People who don’t know how to use such data usually end up making estimations based on personal experience (i.e: gut feeling)
This ability becomes more important as you have more ticket to finish, more customers to satisfy and more complex roadmap to complete. It will also let you build trust between you and your stakeholders regarding to execution of your roadmap execution.
Whatever we do with an issue tracking system, we essentially do it in order to improve our work and become more efficient.
If we hold on to continous improvement principles through data driven decisions, reorganizing the issue tracking system, focusing on Lead-Cycle times and limiting WIP will work much better than asking everybody to write how many minutes/hours they think they spent on a certain task.

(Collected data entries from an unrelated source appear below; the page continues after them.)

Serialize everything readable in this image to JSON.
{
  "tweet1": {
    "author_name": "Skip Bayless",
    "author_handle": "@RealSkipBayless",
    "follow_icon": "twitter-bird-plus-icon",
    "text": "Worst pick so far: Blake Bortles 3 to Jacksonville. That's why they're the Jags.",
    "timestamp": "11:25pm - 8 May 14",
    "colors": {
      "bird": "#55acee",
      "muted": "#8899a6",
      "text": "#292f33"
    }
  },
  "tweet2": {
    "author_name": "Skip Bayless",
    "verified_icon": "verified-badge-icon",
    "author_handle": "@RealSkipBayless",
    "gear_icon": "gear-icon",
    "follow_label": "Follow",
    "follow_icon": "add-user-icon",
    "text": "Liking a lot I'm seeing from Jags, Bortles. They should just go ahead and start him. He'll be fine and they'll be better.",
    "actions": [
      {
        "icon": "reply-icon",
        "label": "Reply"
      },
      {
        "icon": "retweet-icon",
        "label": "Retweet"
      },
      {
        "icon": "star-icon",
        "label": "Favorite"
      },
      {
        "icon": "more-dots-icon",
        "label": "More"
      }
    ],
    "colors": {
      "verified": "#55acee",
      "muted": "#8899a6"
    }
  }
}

Is bugging engineers to log their work really going to tell you the crucial information that will help you improve your efficiency ?
Or should you better focus on visualizing your real flow and studying the data hidden in your issue tracking system in order to apply more scientific methods ?
Some may wonder why I wandered around concepts like realistic visualization of your flow, cycle time, WIP which usually go along under the umbrella of Kanban, without calling it explicitly. (Even though I am biased towards Kanban)
As I mentioned in here, many organizations make the mistake of craving for magical quick recipes to follow blindly. (And blame them as scape goat when they fail) You may find yourself actually running Kanban while implementing such concepts. But that is not the only path you can end up with.
Kanban is a way of visualizing and managing the work flow. It is a tool, which may or may not work for you. There are different tools and endless possibilities for adaptation.
I consider following higher level ideals like continuous improvement and lean development principles more important than immediately jumping in to tools. Those principles are more goal oriented. Following them properly will anyway force you to implement some sort of work management system, in order to be able to assess and tune your performance.